La prima cosa che il pediatra valuterà è che tipo di ipogalattia presenta la mamma e cioè se è di tipo primario o secondario. Se l’ipogalattia risulta essere primaria, le cause saranno da attribuirsi alla salute della mamma, ma solo il 5% dei casi risulta essere collegato a problemi nella madre. Non si tratta di comuni complicanze di salute, ma di gravi condizioni come la Sindrome di Sheenan, una complicanza post parto, l’ipotiroidismo, sindrome causata da una insufficiente azione degli ormoni tiroidei a livello dei vari tessuti, ma che se riconosciuta permette lo stesso l’allattamento. E ancora, la ritenzione della placenta che, se non viene curata, impedisce alla madre di allattare il proprio bebè.

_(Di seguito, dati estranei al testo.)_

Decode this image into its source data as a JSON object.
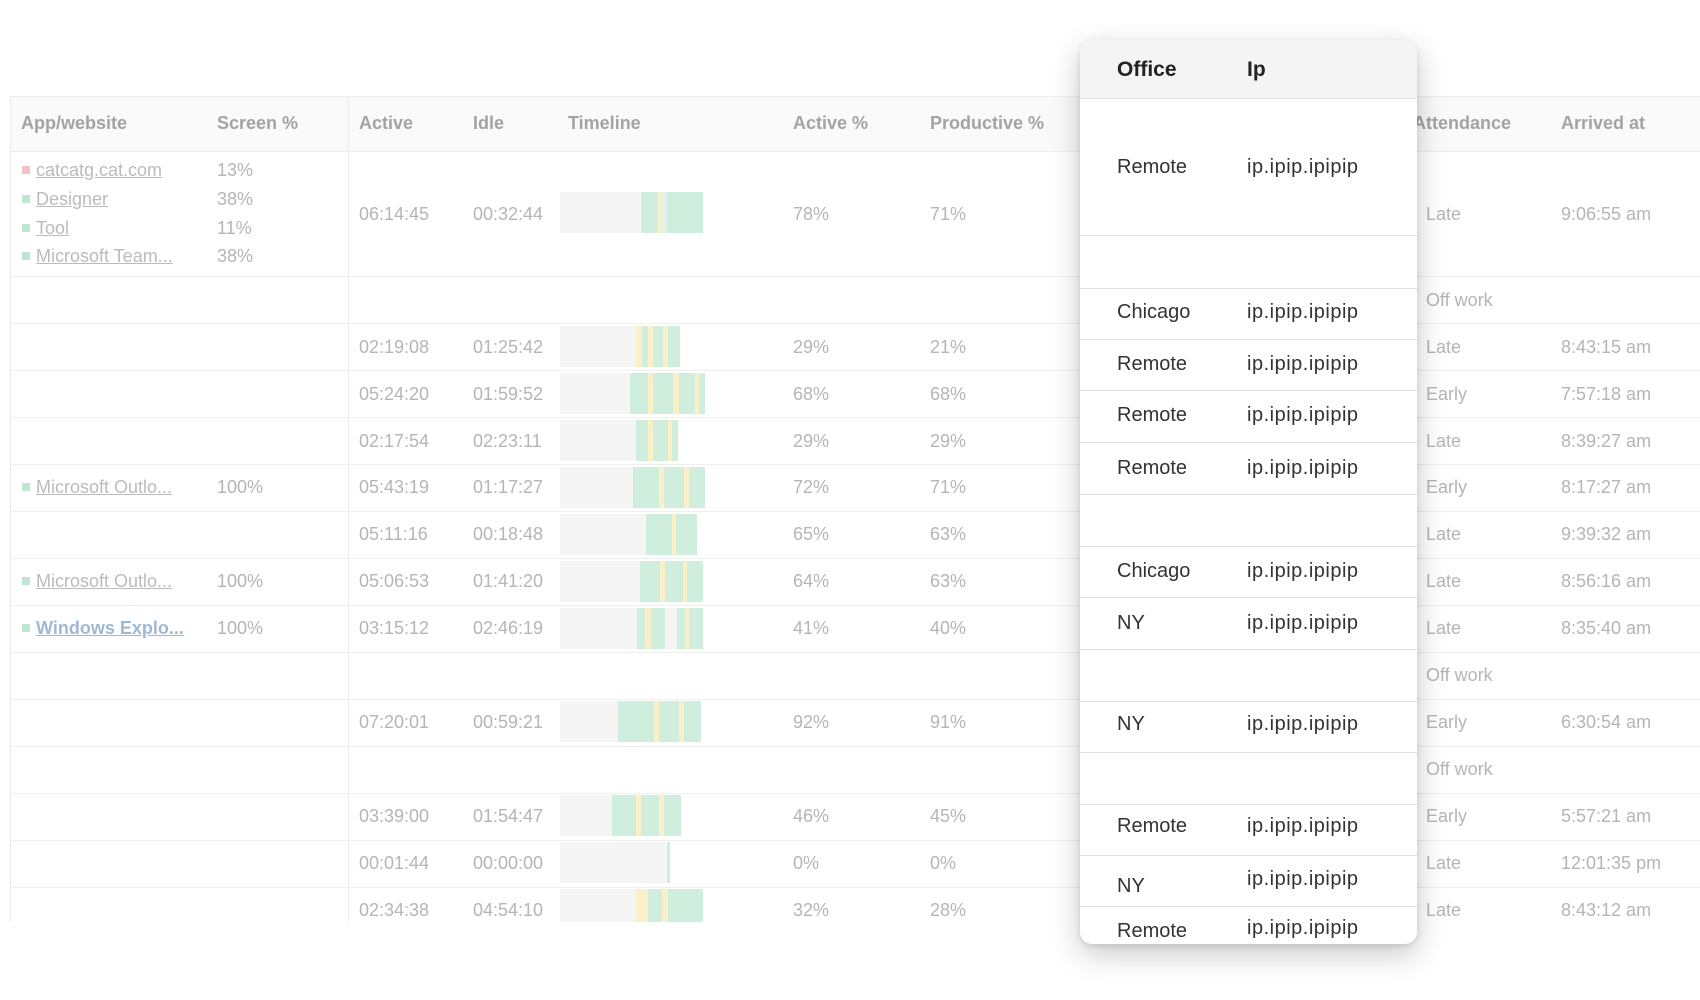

L’ipogalattia primaria si presenta immediatamente e mai dopo i primi mesi.

L’ipogalattia secondaria, invece, è la scarsità di latte dovuta a fattori esterni che disturbano l’allattamento come l’uso di ciucci o biberon, il fatto che la mamma non attacchi correttamente al seno il bambino e che non allatti a richiesta. Questa è una condizione più frequente rispetto all’ipogalattia primaria. Qui l’allattamento può essere riportato al suo corretto svolgimento grazie all’aiuto di figure specializzate.

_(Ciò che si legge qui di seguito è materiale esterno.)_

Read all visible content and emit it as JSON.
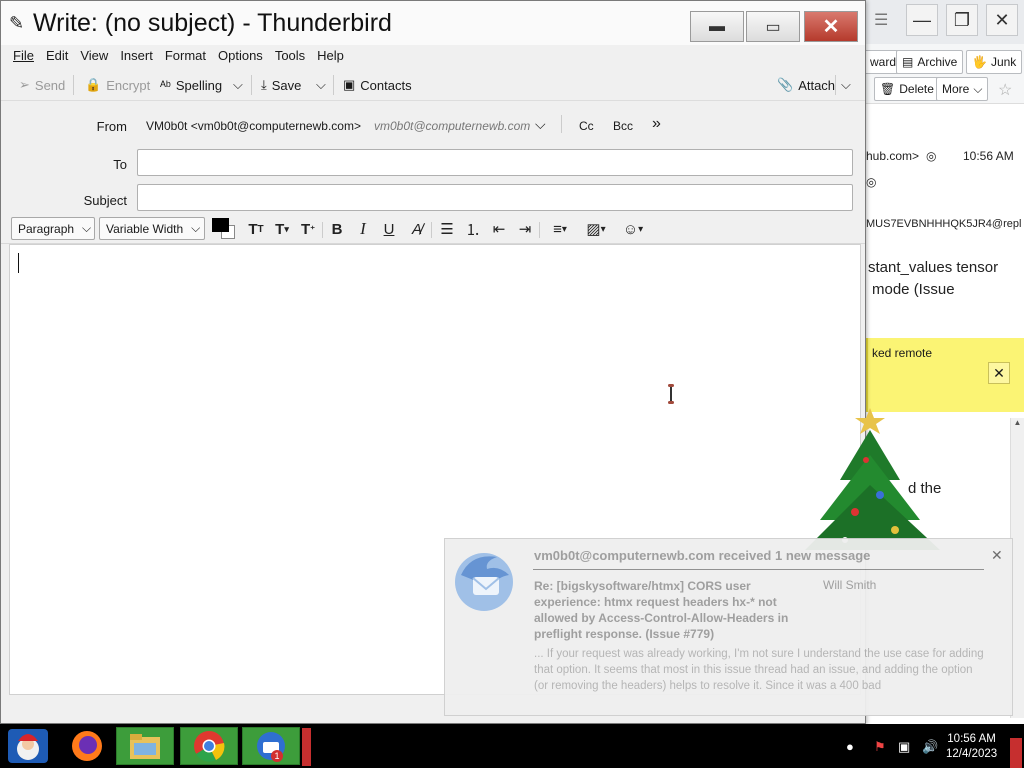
{
  "compose_window": {
    "title": "Write: (no subject) - Thunderbird",
    "menu": [
      "File",
      "Edit",
      "View",
      "Insert",
      "Format",
      "Options",
      "Tools",
      "Help"
    ],
    "toolbar": {
      "send": "Send",
      "encrypt": "Encrypt",
      "spelling": "Spelling",
      "save": "Save",
      "contacts": "Contacts",
      "attach": "Attach"
    },
    "header": {
      "from_label": "From",
      "from_value": "VM0b0t <vm0b0t@computernewb.com>",
      "from_hint": "vm0b0t@computernewb.com",
      "cc": "Cc",
      "bcc": "Bcc",
      "more": "»",
      "to_label": "To",
      "to_value": "",
      "subject_label": "Subject",
      "subject_value": ""
    },
    "format": {
      "paragraph": "Paragraph",
      "font": "Variable Width",
      "text_color": "#000000"
    }
  },
  "background_window": {
    "toolbar": {
      "forward": "ward",
      "archive": "Archive",
      "junk": "Junk",
      "delete": "Delete",
      "more": "More"
    },
    "from_partial": "hub.com>",
    "time": "10:56 AM",
    "msgid_partial": "MUS7EVBNHHHQK5JR4@repl",
    "subject_line1": "stant_values tensor",
    "subject_line2": "mode (Issue",
    "remote_content": "ked remote",
    "body_partial": "d the",
    "colors": {
      "notice": "#fbf474"
    }
  },
  "notification": {
    "heading": "vm0b0t@computernewb.com received 1 new message",
    "subject": "Re: [bigskysoftware/htmx] CORS user experience: htmx request headers hx-* not allowed by Access-Control-Allow-Headers in preflight response. (Issue #779)",
    "sender": "Will Smith",
    "preview": "... If your request was already working, I'm not sure I understand the use case for adding that option. It seems that most in this issue thread had an issue, and adding the option (or removing the headers) helps to resolve it. Since it was a 400 bad"
  },
  "taskbar": {
    "time": "10:56 AM",
    "date": "12/4/2023",
    "badge": "1"
  }
}
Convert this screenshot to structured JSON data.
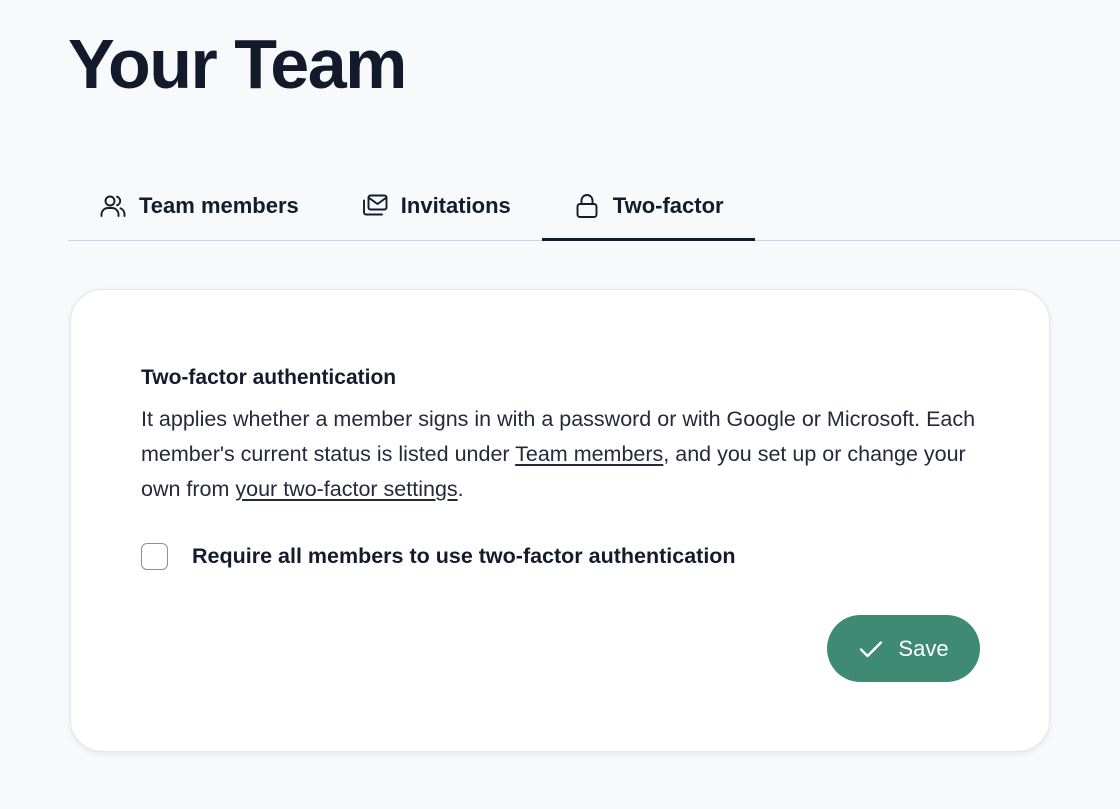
{
  "page": {
    "title": "Your Team"
  },
  "tabs": [
    {
      "label": "Team members",
      "icon": "users-icon",
      "active": false
    },
    {
      "label": "Invitations",
      "icon": "mail-stack-icon",
      "active": false
    },
    {
      "label": "Two-factor",
      "icon": "lock-icon",
      "active": true
    }
  ],
  "card": {
    "heading": "Two-factor authentication",
    "description": {
      "line1": "It applies whether a member signs in with a password or with Google or Microsoft. Each member's current status is listed under ",
      "link1": "Team members",
      "line2": ", and you set up or change your own from ",
      "link2": "your two-factor settings",
      "line3": "."
    },
    "checkbox": {
      "label": "Require all members to use two-factor authentication",
      "checked": false
    },
    "save_button": {
      "label": "Save",
      "icon": "check-icon"
    }
  },
  "colors": {
    "background": "#f8f9fb",
    "text": "#141b2d",
    "accent": "#3f8a73",
    "card": "#ffffff"
  }
}
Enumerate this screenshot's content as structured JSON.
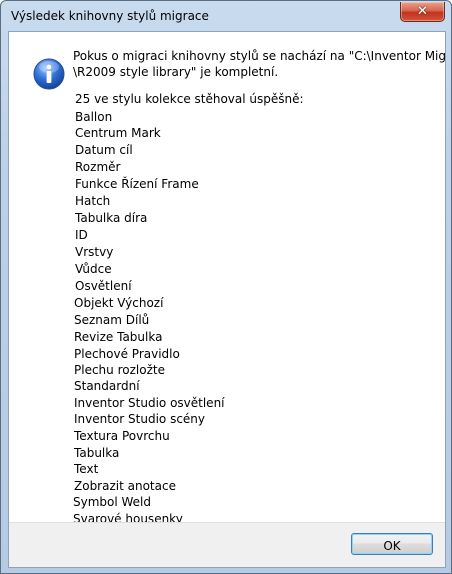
{
  "window": {
    "title": "Výsledek knihovny stylů migrace",
    "close_glyph": "✕"
  },
  "dialog": {
    "icon": "information-icon",
    "message_lines": [
      "Pokus o migraci knihovny stylů se nachází na  \"C:\\Inventor Migration",
      "\\R2009 style library\" je kompletní."
    ],
    "summary": "25 ve stylu kolekce stěhoval úspěšně:",
    "styles": [
      "Ballon",
      "Centrum Mark",
      "Datum cíl",
      "Rozměr",
      "Funkce Řízení Frame",
      "Hatch",
      "Tabulka díra",
      "ID",
      "Vrstvy",
      "Vůdce",
      "Osvětlení",
      "Objekt Výchozí",
      "Seznam Dílů",
      "Revize Tabulka",
      "Plechové Pravidlo",
      "Plechu rozložte",
      "Standardní",
      "Inventor Studio osvětlení",
      "Inventor Studio scény",
      "Textura Povrchu",
      "Tabulka",
      "Text",
      "Zobrazit anotace",
      "Symbol Weld",
      "Svarové housenky"
    ]
  },
  "buttons": {
    "ok_label": "OK"
  },
  "colors": {
    "accent_blue": "#3c7fb1",
    "close_red": "#c2331d",
    "frame_blue": "#bcd0e7"
  }
}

I campanelli d’allarme dell’ipogalattia

E’ bene chiarire poi quando effettivamente ci troviamo di fronte ad una situazione di ipogalattia. Ci sono dei segnali evidenti che portano a pensare che è insorto tale problema. Innanzitutto lo scarso aumento di peso del bambino e il suo poco sviluppo sono da tenere in considerazione. Il bambino che si nutre correttamente aumenta di circa 150 grammi ogni settimana e la soglia minima dell’aumento è di 125 grammi per i primi tre mesi. Altro fattore da controllare sono i pannolini bagnati: nella norma dovrebbero essere circa sei durante tutto l’arco della giornata. Inoltre, in caso di insufficiente alimentazione nel bambino, l’odore delle urine risulta essere aspro e il loro colore molto più scuro e il bambino può apparire sonnolento, ipotonico e lamentoso.